Buntings: Threading Techniques for Spacing

BannerLove

Over the summer, I was asked to make banners for my cousin’s wedding. (When my day will come, I’ll never know.) So what’s with the blog entry on something that just involves cutting up paper, glueing letters on, and stringing them together? I found that multiple entries suggested running a string through each piece. However, you wouldn’t be able to space them out this way. This here provides brief explanations on how I created these banners with a focus on threading the pieces.

GLITTERY LETTERS
Print out the letters and cut them out. (I recommend Fontspace for a plethora of free fonts.) Spray adhesive is the glue of choice to evenly affix the glitter onto the letters without crinkling the paper. Depending on the coverage, you may want to add a second layer of glitter. Alternatively, you can print the outline of the letters onto decorative (printer-friendly) paper, and that will save you time.

POLYGONAL BUNTING
Essentially it’s a rectangle with the corners cut off at the bottom. (A fellow called them “teeth”, and my alter ego wanted to punch his teeth out and string them together with dental floss.) I used a pencil to roll the top of the each piece to the desired length, and secured it with tape. When threading, I did a variation of what sewers would call a “backstitch”. You thread the string through the tunnel, you just made, bring it around and thread it through the tunnel again. You may have to pull the string slightly taut to keep it from getting loose. It’s okay if the sides bend inwards to the tension – so long as you don’t go ham on the pulling and rip the banner. This gives you more control of the spacing between the letters.

Banner_Date

BUNTING
For this one, I just hole-punched the corners.

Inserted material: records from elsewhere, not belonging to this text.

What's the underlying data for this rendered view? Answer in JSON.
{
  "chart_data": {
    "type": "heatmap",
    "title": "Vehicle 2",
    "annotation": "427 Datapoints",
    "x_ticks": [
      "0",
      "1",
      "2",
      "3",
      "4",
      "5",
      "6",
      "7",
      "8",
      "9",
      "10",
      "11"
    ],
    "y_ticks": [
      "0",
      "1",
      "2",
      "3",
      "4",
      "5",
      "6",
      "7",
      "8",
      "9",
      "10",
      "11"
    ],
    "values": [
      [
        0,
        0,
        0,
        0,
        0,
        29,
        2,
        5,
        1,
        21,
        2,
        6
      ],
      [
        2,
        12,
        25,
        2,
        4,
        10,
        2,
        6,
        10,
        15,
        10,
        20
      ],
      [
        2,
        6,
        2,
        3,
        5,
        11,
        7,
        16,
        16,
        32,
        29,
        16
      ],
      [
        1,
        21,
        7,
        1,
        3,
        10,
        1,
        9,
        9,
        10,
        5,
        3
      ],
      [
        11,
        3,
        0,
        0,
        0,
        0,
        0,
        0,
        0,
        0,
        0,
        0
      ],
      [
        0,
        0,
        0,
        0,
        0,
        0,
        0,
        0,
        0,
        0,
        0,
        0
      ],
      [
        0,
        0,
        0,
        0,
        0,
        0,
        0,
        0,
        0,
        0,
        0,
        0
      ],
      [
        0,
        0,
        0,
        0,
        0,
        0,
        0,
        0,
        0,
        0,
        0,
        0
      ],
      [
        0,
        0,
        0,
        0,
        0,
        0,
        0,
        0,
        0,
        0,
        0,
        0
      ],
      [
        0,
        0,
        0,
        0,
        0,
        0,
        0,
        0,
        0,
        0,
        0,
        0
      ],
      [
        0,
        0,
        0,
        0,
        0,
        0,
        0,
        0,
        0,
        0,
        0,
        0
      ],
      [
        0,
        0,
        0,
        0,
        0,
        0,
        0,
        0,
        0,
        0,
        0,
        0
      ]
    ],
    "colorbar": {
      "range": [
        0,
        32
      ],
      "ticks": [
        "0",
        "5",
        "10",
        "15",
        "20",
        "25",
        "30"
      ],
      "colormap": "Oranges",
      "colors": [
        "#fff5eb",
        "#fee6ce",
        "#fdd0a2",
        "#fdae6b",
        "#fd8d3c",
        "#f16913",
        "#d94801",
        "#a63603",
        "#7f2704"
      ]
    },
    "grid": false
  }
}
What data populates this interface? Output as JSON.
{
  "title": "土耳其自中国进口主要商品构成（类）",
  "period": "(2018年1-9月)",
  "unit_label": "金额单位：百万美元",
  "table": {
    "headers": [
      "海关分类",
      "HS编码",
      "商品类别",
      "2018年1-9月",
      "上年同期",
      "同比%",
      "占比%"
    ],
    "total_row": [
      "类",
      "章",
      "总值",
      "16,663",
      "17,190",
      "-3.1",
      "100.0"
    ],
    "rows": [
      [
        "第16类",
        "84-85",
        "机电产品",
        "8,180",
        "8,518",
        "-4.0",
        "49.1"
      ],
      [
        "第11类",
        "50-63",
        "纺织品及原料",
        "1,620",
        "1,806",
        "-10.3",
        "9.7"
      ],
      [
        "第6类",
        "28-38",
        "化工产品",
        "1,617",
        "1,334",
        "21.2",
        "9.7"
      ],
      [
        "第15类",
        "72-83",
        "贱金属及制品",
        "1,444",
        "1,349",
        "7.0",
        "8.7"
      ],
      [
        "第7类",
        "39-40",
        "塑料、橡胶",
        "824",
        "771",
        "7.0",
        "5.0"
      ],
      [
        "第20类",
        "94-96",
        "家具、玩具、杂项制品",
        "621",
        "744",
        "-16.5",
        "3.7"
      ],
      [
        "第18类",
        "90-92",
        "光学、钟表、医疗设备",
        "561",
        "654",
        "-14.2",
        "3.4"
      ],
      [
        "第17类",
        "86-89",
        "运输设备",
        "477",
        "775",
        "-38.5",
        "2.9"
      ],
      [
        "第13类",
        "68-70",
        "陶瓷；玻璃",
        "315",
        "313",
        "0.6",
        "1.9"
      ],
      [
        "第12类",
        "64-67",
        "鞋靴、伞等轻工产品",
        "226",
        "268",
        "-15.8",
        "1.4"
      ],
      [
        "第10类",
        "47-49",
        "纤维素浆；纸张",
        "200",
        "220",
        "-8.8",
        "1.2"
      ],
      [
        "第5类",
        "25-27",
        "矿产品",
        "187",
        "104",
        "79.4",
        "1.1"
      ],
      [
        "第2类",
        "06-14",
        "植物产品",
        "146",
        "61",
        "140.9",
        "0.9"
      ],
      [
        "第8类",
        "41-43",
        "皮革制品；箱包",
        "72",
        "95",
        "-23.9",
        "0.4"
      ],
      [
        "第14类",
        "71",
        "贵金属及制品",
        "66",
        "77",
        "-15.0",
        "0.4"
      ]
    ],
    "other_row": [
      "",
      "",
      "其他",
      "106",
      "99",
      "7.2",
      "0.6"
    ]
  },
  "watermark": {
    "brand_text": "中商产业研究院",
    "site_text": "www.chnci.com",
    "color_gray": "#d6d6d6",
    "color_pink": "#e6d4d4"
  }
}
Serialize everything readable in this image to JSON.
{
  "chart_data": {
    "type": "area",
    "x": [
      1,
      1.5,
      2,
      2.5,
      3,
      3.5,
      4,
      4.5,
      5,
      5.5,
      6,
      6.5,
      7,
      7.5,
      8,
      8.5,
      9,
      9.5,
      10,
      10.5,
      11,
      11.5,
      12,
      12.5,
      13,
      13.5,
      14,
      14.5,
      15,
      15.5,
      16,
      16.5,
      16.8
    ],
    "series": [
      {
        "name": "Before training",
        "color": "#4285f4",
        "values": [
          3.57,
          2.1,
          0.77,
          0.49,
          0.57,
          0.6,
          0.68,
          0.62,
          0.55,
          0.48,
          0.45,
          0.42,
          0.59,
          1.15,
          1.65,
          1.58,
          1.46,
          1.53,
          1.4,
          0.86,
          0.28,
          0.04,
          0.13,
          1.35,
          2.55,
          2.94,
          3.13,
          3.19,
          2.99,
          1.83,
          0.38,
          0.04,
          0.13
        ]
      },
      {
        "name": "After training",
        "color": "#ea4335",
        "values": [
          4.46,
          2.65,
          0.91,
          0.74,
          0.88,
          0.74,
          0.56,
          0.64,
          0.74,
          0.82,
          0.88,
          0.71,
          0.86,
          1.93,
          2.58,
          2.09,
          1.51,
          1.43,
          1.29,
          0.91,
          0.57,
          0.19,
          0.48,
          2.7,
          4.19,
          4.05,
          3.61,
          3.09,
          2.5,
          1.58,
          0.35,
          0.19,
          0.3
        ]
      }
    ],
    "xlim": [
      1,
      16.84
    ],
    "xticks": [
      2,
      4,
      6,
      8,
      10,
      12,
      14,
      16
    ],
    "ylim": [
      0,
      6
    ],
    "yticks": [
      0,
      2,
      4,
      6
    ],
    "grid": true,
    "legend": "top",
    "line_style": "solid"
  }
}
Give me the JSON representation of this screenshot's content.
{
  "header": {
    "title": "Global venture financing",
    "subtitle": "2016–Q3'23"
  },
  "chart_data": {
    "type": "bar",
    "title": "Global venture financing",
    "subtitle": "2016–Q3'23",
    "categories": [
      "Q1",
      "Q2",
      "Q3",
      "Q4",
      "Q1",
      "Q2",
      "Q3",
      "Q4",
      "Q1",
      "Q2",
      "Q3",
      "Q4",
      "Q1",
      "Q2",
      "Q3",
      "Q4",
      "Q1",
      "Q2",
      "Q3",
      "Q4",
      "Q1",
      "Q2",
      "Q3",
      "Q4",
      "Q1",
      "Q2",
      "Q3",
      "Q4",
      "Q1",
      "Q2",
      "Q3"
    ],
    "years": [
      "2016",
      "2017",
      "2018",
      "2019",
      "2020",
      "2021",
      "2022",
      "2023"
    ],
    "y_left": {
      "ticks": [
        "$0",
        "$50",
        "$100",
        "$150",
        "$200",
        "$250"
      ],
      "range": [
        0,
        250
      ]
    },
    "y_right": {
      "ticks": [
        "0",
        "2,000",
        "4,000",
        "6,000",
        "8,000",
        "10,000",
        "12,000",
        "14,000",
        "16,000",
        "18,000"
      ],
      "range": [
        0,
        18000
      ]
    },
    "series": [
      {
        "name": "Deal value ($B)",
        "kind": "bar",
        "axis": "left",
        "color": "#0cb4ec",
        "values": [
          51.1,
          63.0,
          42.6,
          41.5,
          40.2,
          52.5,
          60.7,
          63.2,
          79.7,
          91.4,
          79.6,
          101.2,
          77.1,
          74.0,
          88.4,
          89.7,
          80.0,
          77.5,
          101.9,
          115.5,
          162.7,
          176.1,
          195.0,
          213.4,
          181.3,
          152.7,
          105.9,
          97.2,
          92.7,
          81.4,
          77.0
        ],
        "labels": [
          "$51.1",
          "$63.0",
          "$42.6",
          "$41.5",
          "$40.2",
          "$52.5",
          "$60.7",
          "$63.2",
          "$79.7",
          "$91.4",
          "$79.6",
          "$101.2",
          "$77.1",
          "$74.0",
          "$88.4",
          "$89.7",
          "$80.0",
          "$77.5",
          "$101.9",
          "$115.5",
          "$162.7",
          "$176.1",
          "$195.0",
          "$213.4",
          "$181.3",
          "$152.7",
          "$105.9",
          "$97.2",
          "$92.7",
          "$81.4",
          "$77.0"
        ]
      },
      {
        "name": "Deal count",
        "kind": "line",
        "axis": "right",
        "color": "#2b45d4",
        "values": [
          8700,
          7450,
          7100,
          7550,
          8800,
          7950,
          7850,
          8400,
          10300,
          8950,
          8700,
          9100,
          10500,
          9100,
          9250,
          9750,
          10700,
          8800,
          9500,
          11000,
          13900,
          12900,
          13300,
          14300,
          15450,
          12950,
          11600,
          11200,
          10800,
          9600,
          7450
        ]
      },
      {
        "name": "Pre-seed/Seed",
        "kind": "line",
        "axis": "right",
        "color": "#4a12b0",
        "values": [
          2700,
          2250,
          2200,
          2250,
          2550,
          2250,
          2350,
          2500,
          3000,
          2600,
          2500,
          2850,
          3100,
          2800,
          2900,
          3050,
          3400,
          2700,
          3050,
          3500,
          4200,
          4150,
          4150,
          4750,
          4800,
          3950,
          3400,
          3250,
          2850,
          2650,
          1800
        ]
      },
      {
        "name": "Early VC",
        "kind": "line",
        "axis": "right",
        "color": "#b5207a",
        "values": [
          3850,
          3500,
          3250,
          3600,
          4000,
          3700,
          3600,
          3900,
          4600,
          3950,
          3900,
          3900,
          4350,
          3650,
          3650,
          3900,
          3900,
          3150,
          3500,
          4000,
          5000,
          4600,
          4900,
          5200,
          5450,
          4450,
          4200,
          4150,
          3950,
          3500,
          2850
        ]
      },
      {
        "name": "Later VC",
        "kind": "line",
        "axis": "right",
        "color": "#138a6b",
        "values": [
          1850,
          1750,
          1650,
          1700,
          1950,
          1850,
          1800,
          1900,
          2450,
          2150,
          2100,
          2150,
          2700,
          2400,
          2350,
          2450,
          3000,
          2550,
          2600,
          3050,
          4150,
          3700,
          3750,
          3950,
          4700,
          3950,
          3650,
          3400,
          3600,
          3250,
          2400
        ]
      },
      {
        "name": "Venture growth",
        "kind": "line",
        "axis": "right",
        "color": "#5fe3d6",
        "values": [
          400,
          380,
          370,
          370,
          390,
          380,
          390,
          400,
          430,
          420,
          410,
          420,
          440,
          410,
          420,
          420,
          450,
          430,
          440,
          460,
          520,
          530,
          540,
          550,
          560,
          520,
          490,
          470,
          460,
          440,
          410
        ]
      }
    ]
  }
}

I was in a bit of a pickle figuring out how to thread these pieces together and still be able to space them out. Crafty Ribbons had a really adorable idea to tie bows in between each triangle, but I didn’t think that this would be appropriate for the style of the wedding. We’re going to use the “backstitch” technique again, except that you do a backstitch on each hole before you connect the string to the next hole. Otherwise, if you simply thread it through, then the corners will overlap with each other, and you won’t be able to control the spacing between each sign. Another thing you can do is to laminate the bunting to protect them from potential water damage.

Banner_JustMarried

Special thanks to my cousin and her husband for giving me the chance to contribute to their wedding creatively and to their photographer for the images.